Driving defensively to anticipate the worst and avoid it is probably the single biggest safety factor on the road. This doesn’t necessarily mean ‘driving Miss Daisy’, but rather being aware of everyone else on the road, anticipating their actions and knowing what you will do to avoid them. Wet roads, poor driver visibility, narrow roads with no hard shoulder, pot holes, dirt roads and no road markings all serve to increase your response time and the time needed to safely slow down or stop your vehicle. There is a fine line between driving so slowly that the trip takes too long for your horse to be comfortable in the box and driving so fast that he gets anxious as well as stiff and sore from constantly bracing himself to balance.
Tips for safety
Service towing vehicles and horseboxes regularly.
- Maintain tyres at the correct inflation. Check tread and sidewalls, including the spare.
- Check tow hitches and bars regularly.
- Check the light connection and that all lights are working.
- Check that hinges, ramps and floors are safe from rust and damage.
- Always load the heaviest horse on the right.
- Use reflective material on the back and sides of your horsebox to ensure visibility.
- Carry a first aid kit.
- Make sure that the horsebox is securely coupled.

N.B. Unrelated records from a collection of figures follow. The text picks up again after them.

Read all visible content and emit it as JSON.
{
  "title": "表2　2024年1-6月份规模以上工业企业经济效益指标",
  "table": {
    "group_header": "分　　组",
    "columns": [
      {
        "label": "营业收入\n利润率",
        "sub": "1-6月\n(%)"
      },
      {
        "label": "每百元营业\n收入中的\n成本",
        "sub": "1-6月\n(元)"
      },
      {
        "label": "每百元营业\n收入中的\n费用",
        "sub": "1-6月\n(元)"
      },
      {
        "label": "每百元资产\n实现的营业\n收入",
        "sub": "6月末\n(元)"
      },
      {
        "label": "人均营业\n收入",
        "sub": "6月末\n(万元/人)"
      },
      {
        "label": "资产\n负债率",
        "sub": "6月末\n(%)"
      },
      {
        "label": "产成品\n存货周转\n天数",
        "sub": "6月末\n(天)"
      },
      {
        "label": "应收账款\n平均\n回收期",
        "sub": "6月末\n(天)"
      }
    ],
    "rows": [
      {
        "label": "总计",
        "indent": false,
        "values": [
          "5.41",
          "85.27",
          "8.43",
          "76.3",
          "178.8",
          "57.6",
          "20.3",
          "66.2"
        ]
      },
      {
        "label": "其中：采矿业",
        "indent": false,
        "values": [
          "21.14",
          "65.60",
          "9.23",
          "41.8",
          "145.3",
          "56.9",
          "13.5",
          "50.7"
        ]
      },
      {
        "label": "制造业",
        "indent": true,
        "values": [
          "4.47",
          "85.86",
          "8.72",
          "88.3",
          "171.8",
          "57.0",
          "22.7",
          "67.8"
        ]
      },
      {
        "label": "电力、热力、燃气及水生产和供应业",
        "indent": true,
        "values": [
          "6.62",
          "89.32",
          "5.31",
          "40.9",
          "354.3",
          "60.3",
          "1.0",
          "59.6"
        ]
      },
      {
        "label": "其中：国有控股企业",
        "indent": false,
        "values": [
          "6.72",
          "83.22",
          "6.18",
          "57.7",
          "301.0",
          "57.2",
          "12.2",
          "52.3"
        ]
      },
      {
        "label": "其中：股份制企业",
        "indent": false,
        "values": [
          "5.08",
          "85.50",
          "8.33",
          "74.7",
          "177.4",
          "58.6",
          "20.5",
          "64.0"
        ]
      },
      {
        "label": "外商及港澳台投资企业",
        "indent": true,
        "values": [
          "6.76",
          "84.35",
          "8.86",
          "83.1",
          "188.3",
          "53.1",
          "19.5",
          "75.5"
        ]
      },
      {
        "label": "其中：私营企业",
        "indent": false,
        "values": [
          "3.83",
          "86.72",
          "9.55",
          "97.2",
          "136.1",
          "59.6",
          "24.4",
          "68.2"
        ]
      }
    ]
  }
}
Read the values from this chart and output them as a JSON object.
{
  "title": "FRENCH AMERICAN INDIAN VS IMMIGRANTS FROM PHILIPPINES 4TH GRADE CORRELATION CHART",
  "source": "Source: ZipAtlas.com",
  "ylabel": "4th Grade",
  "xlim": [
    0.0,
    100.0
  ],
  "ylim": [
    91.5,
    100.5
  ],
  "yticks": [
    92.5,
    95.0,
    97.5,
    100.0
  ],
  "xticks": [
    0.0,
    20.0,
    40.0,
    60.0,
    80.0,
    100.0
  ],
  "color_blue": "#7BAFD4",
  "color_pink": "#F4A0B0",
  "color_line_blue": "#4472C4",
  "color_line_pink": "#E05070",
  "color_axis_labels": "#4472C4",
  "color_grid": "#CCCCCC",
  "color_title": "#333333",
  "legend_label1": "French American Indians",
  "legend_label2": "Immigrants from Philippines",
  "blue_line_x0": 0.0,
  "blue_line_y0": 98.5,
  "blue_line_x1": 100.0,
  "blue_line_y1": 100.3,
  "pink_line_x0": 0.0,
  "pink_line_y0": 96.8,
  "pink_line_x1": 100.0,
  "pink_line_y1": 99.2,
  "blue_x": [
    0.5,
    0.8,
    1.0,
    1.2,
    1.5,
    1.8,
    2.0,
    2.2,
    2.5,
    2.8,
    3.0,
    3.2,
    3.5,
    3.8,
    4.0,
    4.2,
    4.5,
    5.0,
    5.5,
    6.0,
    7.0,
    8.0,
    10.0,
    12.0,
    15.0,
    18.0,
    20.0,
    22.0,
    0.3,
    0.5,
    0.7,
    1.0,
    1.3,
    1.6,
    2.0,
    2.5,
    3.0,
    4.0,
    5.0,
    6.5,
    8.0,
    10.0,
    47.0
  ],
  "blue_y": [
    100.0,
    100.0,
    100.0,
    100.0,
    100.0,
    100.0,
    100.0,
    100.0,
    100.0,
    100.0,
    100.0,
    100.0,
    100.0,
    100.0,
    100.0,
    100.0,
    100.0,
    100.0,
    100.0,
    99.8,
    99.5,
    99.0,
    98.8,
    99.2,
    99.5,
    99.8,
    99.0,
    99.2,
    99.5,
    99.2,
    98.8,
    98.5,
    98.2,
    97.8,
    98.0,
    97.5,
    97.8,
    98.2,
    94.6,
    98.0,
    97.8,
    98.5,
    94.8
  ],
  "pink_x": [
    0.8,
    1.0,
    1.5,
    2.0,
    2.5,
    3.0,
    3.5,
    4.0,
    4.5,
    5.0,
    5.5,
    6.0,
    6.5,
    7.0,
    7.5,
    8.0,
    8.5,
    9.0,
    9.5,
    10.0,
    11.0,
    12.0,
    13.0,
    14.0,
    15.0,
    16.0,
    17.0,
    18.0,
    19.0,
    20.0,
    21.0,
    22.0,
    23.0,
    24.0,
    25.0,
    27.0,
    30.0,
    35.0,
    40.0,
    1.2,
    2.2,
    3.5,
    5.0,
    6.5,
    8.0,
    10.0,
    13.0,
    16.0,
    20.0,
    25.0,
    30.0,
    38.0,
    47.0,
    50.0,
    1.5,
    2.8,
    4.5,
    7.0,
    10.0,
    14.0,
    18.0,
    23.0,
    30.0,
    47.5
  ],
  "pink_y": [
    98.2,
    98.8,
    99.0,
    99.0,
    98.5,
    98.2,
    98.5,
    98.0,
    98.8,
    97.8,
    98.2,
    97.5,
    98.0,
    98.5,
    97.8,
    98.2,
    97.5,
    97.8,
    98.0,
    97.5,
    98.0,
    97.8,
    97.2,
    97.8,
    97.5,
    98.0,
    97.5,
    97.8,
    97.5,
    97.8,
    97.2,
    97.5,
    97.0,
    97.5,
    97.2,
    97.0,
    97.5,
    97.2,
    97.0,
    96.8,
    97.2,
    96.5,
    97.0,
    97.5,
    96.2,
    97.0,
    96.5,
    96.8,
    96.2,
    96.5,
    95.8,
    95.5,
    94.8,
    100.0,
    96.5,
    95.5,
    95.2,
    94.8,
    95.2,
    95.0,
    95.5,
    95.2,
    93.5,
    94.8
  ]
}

- Carry a basic toolbox and have the correct wheel spanner, hydraulic jack and wheel blocks for changing tyres.
- Maintain a safe braking distance based on the speed and weight of the load.
- Carry extra triangles (hazard markings) and a small fire extinguisher.
Reckless drivers: When faced with reckless drivers, give way. There is no point endangering you and your horse. When travelling on the open road on a three-lane highway, it is often best to stay in the middle lane. In this way if there is a problem up ahead of you, you have the choice of the inside or outside lane to avoid it.
Road sway, crosswinds and fractious horses: When driving with strong crosswinds, reduce speed or accelerate to the point where the car and horsebox feel stable. Avoid sudden braking if the horsebox starts to sway (this could cause it to jackknife). Gently press down on the accelerator until the box straightens and then ease back into your speed again. The same applies to blowouts while driving.
Skidding: In the worst case scenario where your vehicle and horsebox start to skid, AVOID sudden braking. Turn into the skid and if necessary rapidly countersteer as the vehicle responds. Watch your horsebox in the rearview mirror to anticipate the drive and forces that your car will experience.
Trailer cams have greatly assisted drivers with regard to their horses’ comfort and stability while transporting. Land Rover’s new Transparent Trailer and Cargo Sense technology is a breakthrough in blind-spot removal, warnings of abnormal movement from the box during transit and while the box is stationary, and allows a camera feed to the towing vehicle.